Consider this as a mea culpa, and a pledge to continue challenging ourselves until we get it right. Here I go:

Mixed incomes: Financial institutions love employees with bi-weekly income flow that reduces the uncertainty and makes the credit team sleep peacefully at night. Even more, in Mexico, we have a huge payroll lending industry where the companies withhold the payments with almost 100 percent repayments.

But Mexico is different. There is a significant population that, requiring a bigger family income, have a secondary income, selling through catalogs or even having a small family business. We usually do not consider that income formally since we consider it variable and not sustainable. What can be more sustainable than to need that income? We definitely need to evolve and view the income profile more holistically. 

Gig economy: The incursion in Mexico of ride-sharing platforms, groceries or food delivery apps and more has jump-started what it is called the “gig economy,” a part-time job that completes the expected personal income that for unemployed people became the tool for the breadwinner to make a living for her/himself and her/his family. 

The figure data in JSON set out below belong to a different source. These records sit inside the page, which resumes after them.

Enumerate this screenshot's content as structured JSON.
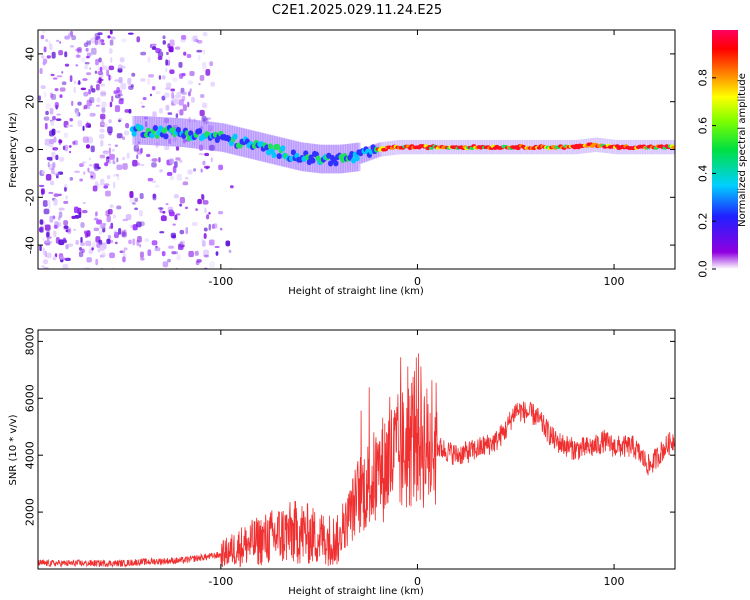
{
  "figure_title": "C2E1.2025.029.11.24.E25",
  "chart_data": [
    {
      "type": "heatmap",
      "xlabel": "Height of straight line (km)",
      "ylabel": "Frequency (Hz)",
      "xlim": [
        -193,
        131
      ],
      "ylim": [
        -50,
        50
      ],
      "xticks": [
        -100,
        0,
        100
      ],
      "yticks": [
        -40,
        -20,
        0,
        20,
        40
      ],
      "colorbar": {
        "label": "Normalized spectral amplitude",
        "range": [
          0.0,
          1.0
        ],
        "ticks": [
          0.0,
          0.2,
          0.4,
          0.6,
          0.8
        ]
      },
      "ridge": {
        "description_points_x": [
          -140,
          -120,
          -100,
          -80,
          -60,
          -50,
          -40,
          -30,
          -20,
          -10,
          0,
          20,
          50,
          80,
          90,
          100,
          110,
          131
        ],
        "frequency_hz": [
          8,
          7,
          5,
          1,
          -3,
          -4,
          -4,
          -3,
          0,
          1,
          1,
          1,
          1,
          1,
          2,
          1,
          1,
          1
        ]
      },
      "noise_region_x": [
        -193,
        -105
      ]
    },
    {
      "type": "line",
      "xlabel": "Height of straight line (km)",
      "ylabel": "SNR (10 * v/v)",
      "xlim": [
        -193,
        131
      ],
      "ylim": [
        0,
        8400
      ],
      "xticks": [
        -100,
        0,
        100
      ],
      "yticks": [
        2000,
        4000,
        6000,
        8000
      ],
      "color": "#f03030",
      "series_envelope": {
        "x": [
          -193,
          -150,
          -140,
          -120,
          -100,
          -90,
          -80,
          -70,
          -60,
          -50,
          -40,
          -35,
          -30,
          -20,
          -15,
          -10,
          -5,
          0,
          5,
          10,
          20,
          30,
          40,
          45,
          50,
          60,
          70,
          80,
          90,
          95,
          100,
          110,
          118,
          125,
          131
        ],
        "y": [
          200,
          200,
          250,
          300,
          500,
          800,
          1000,
          1200,
          1300,
          1100,
          1000,
          1800,
          2600,
          3300,
          3800,
          4000,
          4300,
          5000,
          4200,
          4300,
          4000,
          4200,
          4500,
          4900,
          5600,
          5400,
          4500,
          4200,
          4300,
          4500,
          4300,
          4300,
          3600,
          4200,
          4600
        ]
      }
    }
  ]
}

Unofficial numbers suggest up to 2 million people in Mexico are working full or part-time with these platforms. This is where the challenge starts: most of them do not have bank accounts or a credit history. How do you make a proper assessment to provide them with fair, quality financial products? “They are high risk since their jobs are volatile,” credit execs could say. Wrong. I believe they are hidden gems for the financial system who are fully committed to their incomes. I’ve starting to see some fintech companies, especially neobanks, looking to provide basic financial services, but there’s still long way to go.

Thin files, no credit history (students): This might be an urban legend but I heard a few years back that one of the multinational banks that operate in Mexico had a credit rule that it would never be the first institution to provide a credit card to an individual. “We want other institutions to run the risk before us.” Sounds pretty credible to me. 

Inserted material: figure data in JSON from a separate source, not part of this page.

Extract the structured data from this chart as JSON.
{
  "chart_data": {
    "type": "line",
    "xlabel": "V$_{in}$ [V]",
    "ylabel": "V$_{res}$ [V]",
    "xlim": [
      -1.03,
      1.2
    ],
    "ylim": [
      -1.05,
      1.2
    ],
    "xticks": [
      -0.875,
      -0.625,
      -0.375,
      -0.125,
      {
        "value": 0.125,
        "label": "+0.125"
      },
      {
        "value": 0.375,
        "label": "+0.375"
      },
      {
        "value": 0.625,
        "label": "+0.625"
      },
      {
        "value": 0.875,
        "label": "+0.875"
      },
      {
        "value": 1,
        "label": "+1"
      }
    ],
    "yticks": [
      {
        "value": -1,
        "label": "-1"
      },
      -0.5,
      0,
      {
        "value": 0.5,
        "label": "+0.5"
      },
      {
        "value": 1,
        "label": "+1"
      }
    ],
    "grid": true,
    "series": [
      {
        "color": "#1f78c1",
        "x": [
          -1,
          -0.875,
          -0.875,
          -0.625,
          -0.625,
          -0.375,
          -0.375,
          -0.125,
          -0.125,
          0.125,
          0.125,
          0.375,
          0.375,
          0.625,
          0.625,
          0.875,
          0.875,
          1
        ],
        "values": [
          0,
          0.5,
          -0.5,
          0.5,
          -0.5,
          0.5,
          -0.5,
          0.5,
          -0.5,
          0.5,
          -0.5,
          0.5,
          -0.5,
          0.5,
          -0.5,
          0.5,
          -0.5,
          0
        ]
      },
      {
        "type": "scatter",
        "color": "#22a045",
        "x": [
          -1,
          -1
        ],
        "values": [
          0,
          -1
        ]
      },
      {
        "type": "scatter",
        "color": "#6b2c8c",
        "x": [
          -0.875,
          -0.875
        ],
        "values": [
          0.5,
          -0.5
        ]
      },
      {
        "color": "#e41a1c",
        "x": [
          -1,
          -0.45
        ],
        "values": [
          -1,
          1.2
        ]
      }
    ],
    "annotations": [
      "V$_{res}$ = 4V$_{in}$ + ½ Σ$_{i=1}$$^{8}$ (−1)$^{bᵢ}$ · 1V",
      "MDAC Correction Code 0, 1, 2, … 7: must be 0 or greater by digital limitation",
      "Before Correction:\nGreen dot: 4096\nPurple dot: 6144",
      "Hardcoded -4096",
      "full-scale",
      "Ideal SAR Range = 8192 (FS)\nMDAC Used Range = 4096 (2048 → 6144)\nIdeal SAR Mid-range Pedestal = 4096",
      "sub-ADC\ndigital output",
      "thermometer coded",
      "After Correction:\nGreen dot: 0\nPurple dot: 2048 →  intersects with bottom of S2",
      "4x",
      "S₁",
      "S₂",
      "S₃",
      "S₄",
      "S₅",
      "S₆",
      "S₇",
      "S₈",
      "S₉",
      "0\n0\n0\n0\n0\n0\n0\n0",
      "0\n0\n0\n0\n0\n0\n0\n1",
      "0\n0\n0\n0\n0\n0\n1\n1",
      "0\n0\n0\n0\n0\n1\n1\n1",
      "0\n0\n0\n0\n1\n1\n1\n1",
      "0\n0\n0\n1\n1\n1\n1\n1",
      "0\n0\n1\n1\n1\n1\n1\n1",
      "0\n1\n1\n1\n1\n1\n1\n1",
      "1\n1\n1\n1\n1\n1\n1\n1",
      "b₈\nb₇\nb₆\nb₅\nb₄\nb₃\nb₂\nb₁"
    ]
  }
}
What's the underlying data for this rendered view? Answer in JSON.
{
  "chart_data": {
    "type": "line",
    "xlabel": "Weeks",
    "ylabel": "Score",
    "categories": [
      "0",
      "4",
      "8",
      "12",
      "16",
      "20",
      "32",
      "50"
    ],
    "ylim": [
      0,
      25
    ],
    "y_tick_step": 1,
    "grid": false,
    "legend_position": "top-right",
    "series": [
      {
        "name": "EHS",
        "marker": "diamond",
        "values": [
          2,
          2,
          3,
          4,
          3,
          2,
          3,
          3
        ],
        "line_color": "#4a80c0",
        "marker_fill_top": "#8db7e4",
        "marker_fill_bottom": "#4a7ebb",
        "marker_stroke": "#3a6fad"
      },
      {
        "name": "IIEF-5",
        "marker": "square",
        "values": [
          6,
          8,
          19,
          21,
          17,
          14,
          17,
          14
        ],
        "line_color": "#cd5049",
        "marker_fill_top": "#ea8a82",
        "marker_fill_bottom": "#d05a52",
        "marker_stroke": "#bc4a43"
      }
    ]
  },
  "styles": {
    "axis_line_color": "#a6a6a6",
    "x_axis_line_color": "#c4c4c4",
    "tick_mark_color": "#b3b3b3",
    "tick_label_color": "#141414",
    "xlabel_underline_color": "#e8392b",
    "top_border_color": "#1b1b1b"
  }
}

There are around 5 million college students in Mexico and if you add up the “thin files” (people with slim credit history records), the number could hover around 10 million. The stubbornness of assessing people with no credit history with credit history tools seems just dumb. 

Now there seems to be a new wave of ideas and tools to predict the payment performance of those individuals: psychometric assessments and mobile scraping apps, among others, are starting to be used in testing to try to crack this interesting market. Would you let an app read sections of your smartphone in order to find clues to assess you and give you a credit product? “No way!” some will answer. But those same people have agreed to let other apps read that information already, with no clear benefit for the user. Something to think about.

Changing gears, I would like to state how extremely proud I am of what we have accomplished in Mexico and the invaluable contribution of all my colleagues in Creditea. It might sound like a cliché, but every week we look to slightly improve our processes, products and interaction with our customers, who are truly the reason we are here. We might never get it perfect but I am sure that if we continue listening, reflecting and acting vigorously, we will get closer and closer to that perfection.

But hey, we have just lent 1,000,000,000 pesos in Mexico. Still a lot to learn and evolve.